Heute in den Feuilletons

Die kommentierte Kulturpresseschau. Wochentags um 9 Uhr, sonnabends um 10 Uhr.
01.03.2005. In der SZ beklagt der Historiker Götz Aly die "Geschichtsfeigheit" und "üppige Verwahrlosung" der Berliner Gedenkstätten. Die taz stellt richtig: Als Gewaltopfer konnte Rudi Dutschke gar kein potenzieller Terrorist sein. In der FR beschreibt Natan Sznaider die Stimmung in Tel Aviv nach dem jüngsten Selbstmordattentat. Die FAZ freut sich über die Oscars für Clint Eastwood

SZ, 01.03.2005

Kulturstaatsministerin Christina Weiss will die drei bisherigen Berliner NS-Gedenkorte - die Topographie des Terrors, das Haus der Wannsee-Konferenz und die Gedenkstätte Deutscher Widerstand - zusammen mit dem Holocaust-Mahnmal in einer Stiftung zusammenfassen. Der Historiker Götz Aly hat sich die bestehenden Gedenkstätten noch einmal genauer umgesehen - und ist schlichtweg entsetzt über eine "üppig ausgestattete Verwahrlosung" und "sturzlangweilige Schriften" in "unverändert anspruchslosem Komsomolzen-Layout": "Geschichtsfeige blenden die Berliner Gedenkstätten größere historische Zusammenhänge aus. Sie vermeiden das Verwirrende, das Uneindeutige und tragen damit zur Dekontextualisierung von Geschichte bei. In ihrem aktuellen Zustand liefern sie das Muster dafür, wie man auch andere historische Ereignisse des 20. Jahrhunderts, etwa Bombenkrieg und Vertreibung, bequem gegen die Fragen nach den geschichtlichen Zusammenhängen abschotten kann - sei es in selbstmitleidiger oder auch rechtsradikaler Weise. Damit betreiben sie objektiv Gegenaufklärung. Sie tragen zu einer geschichtspolitischen Häppchenkultur bei, die jeden ermuntert, sich das gerade Passende auszusuchen und dann politisch-ideologisch zu verwursten" (Hier ein Vorabdruck zu Götz Alys neuem Buch "Hitlers Volksstaat").

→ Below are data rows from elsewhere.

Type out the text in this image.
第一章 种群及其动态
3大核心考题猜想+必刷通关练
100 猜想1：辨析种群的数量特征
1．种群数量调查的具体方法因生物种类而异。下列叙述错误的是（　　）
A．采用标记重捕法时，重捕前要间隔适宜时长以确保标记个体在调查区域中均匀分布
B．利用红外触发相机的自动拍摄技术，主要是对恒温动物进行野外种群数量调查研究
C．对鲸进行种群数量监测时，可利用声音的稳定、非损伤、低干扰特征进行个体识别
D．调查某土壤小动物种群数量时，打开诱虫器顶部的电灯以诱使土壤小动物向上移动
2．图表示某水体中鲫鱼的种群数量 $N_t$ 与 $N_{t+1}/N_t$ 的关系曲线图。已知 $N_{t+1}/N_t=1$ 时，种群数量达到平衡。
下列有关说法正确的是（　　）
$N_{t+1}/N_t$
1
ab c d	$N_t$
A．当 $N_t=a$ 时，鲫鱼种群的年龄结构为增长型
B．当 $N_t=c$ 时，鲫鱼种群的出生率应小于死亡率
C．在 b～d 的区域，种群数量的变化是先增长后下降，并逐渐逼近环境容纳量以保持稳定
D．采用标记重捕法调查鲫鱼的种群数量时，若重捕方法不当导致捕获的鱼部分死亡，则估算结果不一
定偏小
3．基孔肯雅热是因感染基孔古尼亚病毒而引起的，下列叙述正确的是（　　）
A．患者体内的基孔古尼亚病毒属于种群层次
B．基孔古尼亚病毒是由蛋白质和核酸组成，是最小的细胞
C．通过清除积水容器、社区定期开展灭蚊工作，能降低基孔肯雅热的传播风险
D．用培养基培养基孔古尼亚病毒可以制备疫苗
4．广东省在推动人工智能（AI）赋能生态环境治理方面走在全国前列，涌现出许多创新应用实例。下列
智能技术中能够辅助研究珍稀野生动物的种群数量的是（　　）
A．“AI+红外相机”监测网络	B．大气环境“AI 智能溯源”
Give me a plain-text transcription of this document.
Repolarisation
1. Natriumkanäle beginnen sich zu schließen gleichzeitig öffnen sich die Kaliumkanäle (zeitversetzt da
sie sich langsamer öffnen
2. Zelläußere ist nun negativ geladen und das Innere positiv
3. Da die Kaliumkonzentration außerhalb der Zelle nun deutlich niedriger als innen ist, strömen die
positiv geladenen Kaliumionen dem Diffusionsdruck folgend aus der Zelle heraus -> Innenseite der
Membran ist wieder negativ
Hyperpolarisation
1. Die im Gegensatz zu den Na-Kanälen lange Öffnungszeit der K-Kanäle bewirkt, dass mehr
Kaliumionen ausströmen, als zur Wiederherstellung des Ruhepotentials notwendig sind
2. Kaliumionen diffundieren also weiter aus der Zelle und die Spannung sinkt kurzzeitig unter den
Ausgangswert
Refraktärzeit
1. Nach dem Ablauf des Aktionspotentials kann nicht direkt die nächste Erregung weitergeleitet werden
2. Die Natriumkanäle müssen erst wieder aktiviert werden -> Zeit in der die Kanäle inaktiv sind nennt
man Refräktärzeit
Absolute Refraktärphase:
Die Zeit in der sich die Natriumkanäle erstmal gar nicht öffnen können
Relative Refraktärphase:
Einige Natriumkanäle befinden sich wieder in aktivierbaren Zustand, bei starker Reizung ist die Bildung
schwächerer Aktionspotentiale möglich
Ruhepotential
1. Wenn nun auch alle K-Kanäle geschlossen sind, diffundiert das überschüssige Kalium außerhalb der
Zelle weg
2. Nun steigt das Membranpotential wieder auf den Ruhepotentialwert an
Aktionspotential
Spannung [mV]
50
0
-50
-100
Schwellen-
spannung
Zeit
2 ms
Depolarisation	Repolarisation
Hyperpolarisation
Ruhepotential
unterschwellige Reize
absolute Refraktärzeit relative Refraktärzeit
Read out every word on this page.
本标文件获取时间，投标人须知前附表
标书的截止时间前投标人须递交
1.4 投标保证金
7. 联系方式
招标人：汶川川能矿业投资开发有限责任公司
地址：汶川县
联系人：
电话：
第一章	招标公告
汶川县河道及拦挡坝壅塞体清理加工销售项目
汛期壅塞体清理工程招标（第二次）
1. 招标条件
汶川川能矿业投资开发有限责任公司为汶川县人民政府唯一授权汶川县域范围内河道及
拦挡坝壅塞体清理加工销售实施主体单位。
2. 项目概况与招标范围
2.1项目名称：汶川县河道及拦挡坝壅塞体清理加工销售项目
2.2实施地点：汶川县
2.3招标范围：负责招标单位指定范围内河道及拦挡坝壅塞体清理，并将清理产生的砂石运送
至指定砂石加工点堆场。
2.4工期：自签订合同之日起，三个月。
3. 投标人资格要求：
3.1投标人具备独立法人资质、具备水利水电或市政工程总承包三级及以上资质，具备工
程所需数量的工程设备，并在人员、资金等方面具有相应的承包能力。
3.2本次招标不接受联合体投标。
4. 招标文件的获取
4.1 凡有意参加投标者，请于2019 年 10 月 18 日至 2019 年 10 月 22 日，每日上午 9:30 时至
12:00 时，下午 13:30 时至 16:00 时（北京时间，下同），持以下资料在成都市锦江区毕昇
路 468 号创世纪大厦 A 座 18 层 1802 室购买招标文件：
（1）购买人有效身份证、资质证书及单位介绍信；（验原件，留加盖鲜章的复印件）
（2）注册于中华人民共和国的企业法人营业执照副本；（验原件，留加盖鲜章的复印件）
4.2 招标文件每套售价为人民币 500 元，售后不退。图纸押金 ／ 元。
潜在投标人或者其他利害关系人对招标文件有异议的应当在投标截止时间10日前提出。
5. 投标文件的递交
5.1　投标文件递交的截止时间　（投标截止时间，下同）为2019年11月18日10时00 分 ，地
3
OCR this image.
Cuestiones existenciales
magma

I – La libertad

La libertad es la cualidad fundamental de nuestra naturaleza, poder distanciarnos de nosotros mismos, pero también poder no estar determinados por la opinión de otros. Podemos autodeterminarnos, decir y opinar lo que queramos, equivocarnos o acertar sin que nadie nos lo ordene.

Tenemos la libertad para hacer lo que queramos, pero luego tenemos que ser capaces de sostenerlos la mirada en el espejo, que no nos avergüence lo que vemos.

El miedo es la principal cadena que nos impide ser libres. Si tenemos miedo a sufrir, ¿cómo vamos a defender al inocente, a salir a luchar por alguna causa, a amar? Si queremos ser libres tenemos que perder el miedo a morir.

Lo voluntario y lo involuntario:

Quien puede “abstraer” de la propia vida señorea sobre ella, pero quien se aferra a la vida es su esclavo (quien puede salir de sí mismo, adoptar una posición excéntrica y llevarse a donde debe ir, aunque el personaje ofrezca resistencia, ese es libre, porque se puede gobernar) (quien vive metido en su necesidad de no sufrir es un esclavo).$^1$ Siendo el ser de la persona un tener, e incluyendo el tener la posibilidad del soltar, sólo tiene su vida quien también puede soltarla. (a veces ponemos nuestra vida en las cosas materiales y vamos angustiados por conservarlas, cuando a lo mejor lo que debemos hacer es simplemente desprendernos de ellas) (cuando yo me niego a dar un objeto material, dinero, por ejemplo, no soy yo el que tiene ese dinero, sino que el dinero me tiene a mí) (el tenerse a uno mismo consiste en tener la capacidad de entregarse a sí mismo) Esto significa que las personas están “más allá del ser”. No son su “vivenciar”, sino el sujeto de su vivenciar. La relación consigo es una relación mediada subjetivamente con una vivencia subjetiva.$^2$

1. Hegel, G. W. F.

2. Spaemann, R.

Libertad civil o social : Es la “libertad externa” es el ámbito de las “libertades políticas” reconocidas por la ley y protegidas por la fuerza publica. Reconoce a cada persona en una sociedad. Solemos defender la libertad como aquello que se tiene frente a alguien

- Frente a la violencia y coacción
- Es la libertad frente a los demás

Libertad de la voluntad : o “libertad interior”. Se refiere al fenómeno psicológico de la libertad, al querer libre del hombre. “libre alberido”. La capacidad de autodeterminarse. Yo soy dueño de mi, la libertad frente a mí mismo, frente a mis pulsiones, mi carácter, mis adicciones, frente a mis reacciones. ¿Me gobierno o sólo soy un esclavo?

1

Heute um elf Uhr startet der Perlentaucher seinen englischsprachigen Dienst signandsight.com. Aus diesem Anlass druckt die SZ den Eröffnungstext von Thierry Chervel, in dem er dafür plädiert, in Europa das Englische als lingua franca anzuerkennen: "Hat Deutschland nicht in den Augen vieler internationaler Kenner die besten Feuilletons der Welt? Auch wenn die Feuilletonredakteure nicht selten dem Missverständnis erliegen, ihre eigenen Artikel für das eigentlich Wichtige zu halten, auch wenn Recherche oder das Erzählen von Geschichten in deutschen Feuilletons eher als inopportun gelten: Sie reflektieren eine einzigartige Kulturlandschaft mit erstklassigen Opernhäusern und Museen in jeder mittleren Stadt, und sie sind ein einzigartiger Debattenraum... Hier schreiben Günter Grass über das Copyright oder Andrzej Stasiuk über die Ukraine. Gerade die relative Offenheit zu Osteuropa ist eine ungeheure Stärke. Hier ist Deutschland deutlich weniger provinziell als Westeuropa und die englischsprachigen Länder. Hätte Imre Kertesz den Nobelpreis gewonnen, wenn er nicht in Deutschland solche Erfolge gefeiert hätte? Jenseits der Grenzen ist darüber wenig bekannt, weil das Deutsche allgemein als eine Art Altgriechisch der Gegenwart gilt und wenig praktiziert wird. Wäre es nicht an der Zeit, einiges davon ins Englische zu übersetzen?" Hier der ganze Essay.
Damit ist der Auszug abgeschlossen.